Set Up a Web Content Connection (Sitemap)
Set up the Web Content connection (Sitemap) to start the flow of data into Data 360.
| User Permissions Needed | |
|---|---|
| To create a connection: | System Admin profile or Data 360 Architect permission set |
It’s your obligation to ensure that you have the rights to the data collected using this feature. Salesforce disclaims all liability with respect to such data collected.
Before you begin:
- Verify that your admin has enabled firewalls on the system you want Data 360 to connect to by including these IP addresses to your allowlists.
-
In Data 360, click Setup, and select Data 360 Setup.
-
Under External Integrations, select Other Connectors.
-
Click New.
-
On the Source tab, select Web Content (Sitemap) and click Next.
-
Enter a connection name and a connection API name.
-
To allow the sitemap connector to access your website, select an authentication method from the dropdown menu. If your website requires credentials, enter a username and password. Make sure that the username you provide has the necessary access to the content you want to ingest. The connector gets the same access permissions as this user.
-
Provide a valid URL of an XML sitemap ending with
/sitemap.xml(for example:https://help.yourdomain.com/sitemap.xml). URLs for Gzip-compressed XML sitemaps are also supported. -
If your website requires a specific user agent, customize the User Agent field string. Otherwise, the connector uses the default user agent.
-
To enhance content ingestion, override any of the site’s robots.txt file directives. You can ignore the website’s robots.txt file only if you have rights to its contents and IT approval.

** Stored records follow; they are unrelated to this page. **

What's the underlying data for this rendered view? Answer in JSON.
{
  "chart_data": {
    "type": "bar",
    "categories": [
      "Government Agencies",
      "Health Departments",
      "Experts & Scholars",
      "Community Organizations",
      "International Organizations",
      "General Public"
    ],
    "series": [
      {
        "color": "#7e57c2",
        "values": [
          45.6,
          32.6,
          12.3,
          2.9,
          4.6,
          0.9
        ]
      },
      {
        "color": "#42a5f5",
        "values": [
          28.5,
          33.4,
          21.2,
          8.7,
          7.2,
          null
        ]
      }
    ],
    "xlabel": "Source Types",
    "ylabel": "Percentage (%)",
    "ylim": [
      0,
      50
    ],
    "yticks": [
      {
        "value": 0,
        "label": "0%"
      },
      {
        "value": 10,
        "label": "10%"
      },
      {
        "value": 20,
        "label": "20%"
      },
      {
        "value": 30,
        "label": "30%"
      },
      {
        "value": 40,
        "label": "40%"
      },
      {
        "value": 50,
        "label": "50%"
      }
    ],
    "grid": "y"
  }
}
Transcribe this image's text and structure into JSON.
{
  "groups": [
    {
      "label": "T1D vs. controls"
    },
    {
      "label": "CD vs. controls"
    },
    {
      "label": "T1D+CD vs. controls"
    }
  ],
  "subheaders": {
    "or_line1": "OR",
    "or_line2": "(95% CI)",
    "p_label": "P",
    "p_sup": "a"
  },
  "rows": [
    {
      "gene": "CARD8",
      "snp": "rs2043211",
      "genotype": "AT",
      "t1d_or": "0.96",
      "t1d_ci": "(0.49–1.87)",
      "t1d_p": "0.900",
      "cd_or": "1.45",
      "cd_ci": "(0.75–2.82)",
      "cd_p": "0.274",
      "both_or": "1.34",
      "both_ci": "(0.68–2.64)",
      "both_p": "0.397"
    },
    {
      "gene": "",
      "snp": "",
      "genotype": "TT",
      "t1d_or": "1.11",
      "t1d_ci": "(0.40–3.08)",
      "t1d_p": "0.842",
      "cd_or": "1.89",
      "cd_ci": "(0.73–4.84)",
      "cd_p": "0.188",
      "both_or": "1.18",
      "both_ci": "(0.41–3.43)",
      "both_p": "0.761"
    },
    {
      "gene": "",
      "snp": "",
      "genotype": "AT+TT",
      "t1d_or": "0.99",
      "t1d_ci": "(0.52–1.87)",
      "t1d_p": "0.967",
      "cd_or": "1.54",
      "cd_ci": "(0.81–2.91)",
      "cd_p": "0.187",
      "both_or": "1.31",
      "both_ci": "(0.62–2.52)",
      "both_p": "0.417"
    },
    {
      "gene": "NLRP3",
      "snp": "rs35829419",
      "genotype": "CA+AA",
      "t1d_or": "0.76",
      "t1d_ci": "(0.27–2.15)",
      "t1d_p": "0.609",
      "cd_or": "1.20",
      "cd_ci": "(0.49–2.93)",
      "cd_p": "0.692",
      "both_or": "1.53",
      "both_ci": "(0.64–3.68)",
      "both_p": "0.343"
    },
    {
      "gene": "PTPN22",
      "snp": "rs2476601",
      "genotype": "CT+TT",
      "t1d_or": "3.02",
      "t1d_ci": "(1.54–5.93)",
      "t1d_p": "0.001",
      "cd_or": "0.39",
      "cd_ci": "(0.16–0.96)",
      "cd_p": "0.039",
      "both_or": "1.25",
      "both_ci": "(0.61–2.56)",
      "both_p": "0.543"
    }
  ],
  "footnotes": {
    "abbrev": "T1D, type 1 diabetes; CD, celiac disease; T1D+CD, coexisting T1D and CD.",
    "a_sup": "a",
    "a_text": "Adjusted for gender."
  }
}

- To prevent ingestion issues caused by your website’s robots.txt file, select the checkbox next to Ignore robots.txt entirely.
- To prevent ingestion failures caused by crawl delay exceeding 1 second, select the checkbox next to Ignore only Crawl-Delay in robots.txt.
- To prevent site page exclusion from ingestion, select the checkbox next to Ignore only Disallow in robots.txt.
-
To prevent ingestion timeouts on large sites, increase the value for Requests per Second (crawling rate). On small websites, prevent ingestion blocking by disabling or configuring a lower value for Requests per Second. By default, the connector performs five requests per second.
-
To review your configuration, click Test Connection.
-
Click Save.
At this point, Data 360 creates the connection, and you can now create data streams.